You’d also be at a calorie deficit any time you exercised if you’re not supplementing the expenditure, and depending on the workout it can be a large deficit. I have HIIT workouts that can burn upwards of 800 kCal an hour.
The downside is that you will eventually plateau with this method, so if you’re very overweight you’ll need to change your diet at some point. But if you’re not significantly overweight (like me this time around) converting ~15% of your body fat to muscle should be obtainable just through lifting.
The great part about building muscles before you go on a deficit is that your BMR will be decently higher, meaning you can eat more than you would otherwise since muscles require more calories than fat to exist.

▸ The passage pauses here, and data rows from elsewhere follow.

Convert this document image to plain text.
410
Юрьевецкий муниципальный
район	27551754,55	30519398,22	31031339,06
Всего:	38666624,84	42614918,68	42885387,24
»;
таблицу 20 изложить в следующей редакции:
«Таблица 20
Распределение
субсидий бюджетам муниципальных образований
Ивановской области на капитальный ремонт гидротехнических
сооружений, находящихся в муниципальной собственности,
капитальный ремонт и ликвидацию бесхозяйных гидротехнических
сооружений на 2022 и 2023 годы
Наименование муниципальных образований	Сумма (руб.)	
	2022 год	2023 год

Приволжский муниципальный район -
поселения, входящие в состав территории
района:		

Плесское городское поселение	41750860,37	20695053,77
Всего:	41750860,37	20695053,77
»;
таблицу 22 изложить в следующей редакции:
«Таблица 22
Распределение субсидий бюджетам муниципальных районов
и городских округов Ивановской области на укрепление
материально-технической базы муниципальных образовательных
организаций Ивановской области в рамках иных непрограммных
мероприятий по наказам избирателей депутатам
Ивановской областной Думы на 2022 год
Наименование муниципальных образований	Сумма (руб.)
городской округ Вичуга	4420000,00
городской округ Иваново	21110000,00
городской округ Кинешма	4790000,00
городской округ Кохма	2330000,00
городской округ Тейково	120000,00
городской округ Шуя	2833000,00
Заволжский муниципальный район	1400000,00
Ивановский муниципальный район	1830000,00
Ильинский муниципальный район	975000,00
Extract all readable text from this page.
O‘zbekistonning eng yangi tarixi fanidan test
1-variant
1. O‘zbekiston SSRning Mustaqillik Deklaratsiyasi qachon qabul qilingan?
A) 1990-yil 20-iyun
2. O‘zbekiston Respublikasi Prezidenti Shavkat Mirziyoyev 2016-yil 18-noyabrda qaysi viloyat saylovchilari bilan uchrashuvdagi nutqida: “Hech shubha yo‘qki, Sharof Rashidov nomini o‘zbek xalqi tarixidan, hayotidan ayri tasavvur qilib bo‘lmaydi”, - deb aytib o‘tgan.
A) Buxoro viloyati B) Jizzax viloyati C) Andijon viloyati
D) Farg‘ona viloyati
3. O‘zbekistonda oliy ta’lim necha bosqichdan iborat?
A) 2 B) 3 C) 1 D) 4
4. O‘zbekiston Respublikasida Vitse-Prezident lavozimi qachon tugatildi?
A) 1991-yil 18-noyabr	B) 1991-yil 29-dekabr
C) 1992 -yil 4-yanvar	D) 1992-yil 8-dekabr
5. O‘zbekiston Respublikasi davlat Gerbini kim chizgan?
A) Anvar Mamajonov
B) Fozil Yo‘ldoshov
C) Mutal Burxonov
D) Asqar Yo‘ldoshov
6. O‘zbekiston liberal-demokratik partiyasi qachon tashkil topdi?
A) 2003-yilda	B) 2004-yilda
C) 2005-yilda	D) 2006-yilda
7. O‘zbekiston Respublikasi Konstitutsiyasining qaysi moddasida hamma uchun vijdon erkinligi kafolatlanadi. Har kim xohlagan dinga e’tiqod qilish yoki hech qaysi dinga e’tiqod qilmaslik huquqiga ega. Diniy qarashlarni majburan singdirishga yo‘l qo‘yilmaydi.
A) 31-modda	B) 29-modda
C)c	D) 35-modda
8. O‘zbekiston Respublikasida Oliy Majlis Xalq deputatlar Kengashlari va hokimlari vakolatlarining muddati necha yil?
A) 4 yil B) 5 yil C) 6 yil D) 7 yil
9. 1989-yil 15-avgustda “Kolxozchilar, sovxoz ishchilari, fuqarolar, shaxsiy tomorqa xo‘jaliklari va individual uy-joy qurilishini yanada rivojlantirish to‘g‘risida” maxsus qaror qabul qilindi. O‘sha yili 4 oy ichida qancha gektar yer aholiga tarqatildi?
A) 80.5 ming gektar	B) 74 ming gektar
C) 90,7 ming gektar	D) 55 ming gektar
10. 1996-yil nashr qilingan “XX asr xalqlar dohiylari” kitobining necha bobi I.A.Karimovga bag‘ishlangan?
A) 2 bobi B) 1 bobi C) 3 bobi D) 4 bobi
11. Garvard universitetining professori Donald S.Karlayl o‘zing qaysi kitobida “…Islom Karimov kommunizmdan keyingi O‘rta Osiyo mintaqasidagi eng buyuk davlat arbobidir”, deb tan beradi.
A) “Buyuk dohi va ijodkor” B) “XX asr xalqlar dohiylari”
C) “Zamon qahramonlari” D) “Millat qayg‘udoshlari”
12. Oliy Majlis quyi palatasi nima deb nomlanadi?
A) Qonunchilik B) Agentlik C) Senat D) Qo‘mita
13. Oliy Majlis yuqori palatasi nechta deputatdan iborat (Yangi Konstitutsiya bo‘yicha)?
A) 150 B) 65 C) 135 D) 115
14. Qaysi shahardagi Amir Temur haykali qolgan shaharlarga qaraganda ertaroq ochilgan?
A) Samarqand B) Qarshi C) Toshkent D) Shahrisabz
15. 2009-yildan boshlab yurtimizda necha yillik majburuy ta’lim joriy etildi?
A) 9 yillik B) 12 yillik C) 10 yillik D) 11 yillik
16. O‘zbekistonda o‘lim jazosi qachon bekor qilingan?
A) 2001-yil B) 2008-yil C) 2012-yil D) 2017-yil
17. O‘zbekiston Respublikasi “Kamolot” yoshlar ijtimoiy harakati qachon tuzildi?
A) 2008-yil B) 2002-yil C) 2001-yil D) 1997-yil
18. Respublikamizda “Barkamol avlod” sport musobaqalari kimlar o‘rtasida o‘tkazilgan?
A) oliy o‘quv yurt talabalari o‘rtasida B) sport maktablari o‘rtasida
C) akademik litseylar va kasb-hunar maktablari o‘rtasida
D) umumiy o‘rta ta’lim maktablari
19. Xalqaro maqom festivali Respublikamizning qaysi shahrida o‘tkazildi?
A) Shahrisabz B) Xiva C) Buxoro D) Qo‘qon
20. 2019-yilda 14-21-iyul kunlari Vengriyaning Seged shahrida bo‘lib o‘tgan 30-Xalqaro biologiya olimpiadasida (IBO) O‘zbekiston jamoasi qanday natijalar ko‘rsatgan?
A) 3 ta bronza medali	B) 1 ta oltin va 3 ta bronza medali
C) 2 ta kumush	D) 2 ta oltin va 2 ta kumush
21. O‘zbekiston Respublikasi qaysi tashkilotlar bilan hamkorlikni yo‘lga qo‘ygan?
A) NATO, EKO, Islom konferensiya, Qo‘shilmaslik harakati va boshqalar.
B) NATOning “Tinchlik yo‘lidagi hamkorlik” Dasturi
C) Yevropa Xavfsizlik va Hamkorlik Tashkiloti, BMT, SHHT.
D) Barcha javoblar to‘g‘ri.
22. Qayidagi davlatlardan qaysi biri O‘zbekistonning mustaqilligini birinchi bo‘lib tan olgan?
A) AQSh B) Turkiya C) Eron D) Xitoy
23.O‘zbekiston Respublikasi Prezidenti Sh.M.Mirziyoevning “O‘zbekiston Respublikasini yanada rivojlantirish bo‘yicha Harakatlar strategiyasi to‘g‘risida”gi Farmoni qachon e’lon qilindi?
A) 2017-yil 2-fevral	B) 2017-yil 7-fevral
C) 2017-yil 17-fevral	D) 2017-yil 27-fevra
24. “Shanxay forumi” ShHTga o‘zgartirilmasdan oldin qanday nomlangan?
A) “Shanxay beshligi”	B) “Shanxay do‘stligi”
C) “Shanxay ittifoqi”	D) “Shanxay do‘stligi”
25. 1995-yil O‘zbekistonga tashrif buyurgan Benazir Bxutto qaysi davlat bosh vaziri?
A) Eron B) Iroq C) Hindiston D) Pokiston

You can’t overpower bad technique.
I’ve trained in lots of martial arts, this is one of those catch phrases people like to throw around a lot there, but it’s only true if you normalize for strength.
I remember a long while back my SiL went to some BJJ classes, and she was going on and on about how it was great because with those techniques strength didn’t mattered and she was learning how to defend herself against much more strong opponents. I told her something among the lines of “that’s great and all, but don’t get overconfident, BJJ only works if the opponent is in a similar weight category, a kick to the nuts is a lot more effective in real life”, she didn’t believe me, so I asked her to get me in something she had learned, she went for an arm lock, I ensured she had grabbed me correctly and then I stood up carrying her up with me. Yeah, BJJ is great and everyone should learn a little bit, but technique doesn’t matter for shit if your opponent can lift you with one arm. Also no, I’m not superman, my SiL is very petite.
That’s not the same thing, though.
You didn’t overpower your own bad technique.
You overpowered her good technique, and presumably did so using good technique of your own.
You’re correct, I misread as “you can’t overpower technique” to mean good technique triumphs over brute strength. Yeah, her technique was good, I just stood up, she weighs less than half my body weight so no technique needed.
So many exceptions to that one that it’s useless. You absolutely can overpower bad technique in a lot of situations.
Go watch idiots break car windows in rescues. If you smash it hard enough, it will eventually break. Whereas a small tap with a sharp object in a corner can crack it with almost no force at all.
You’re safe from my pedantry for now OP.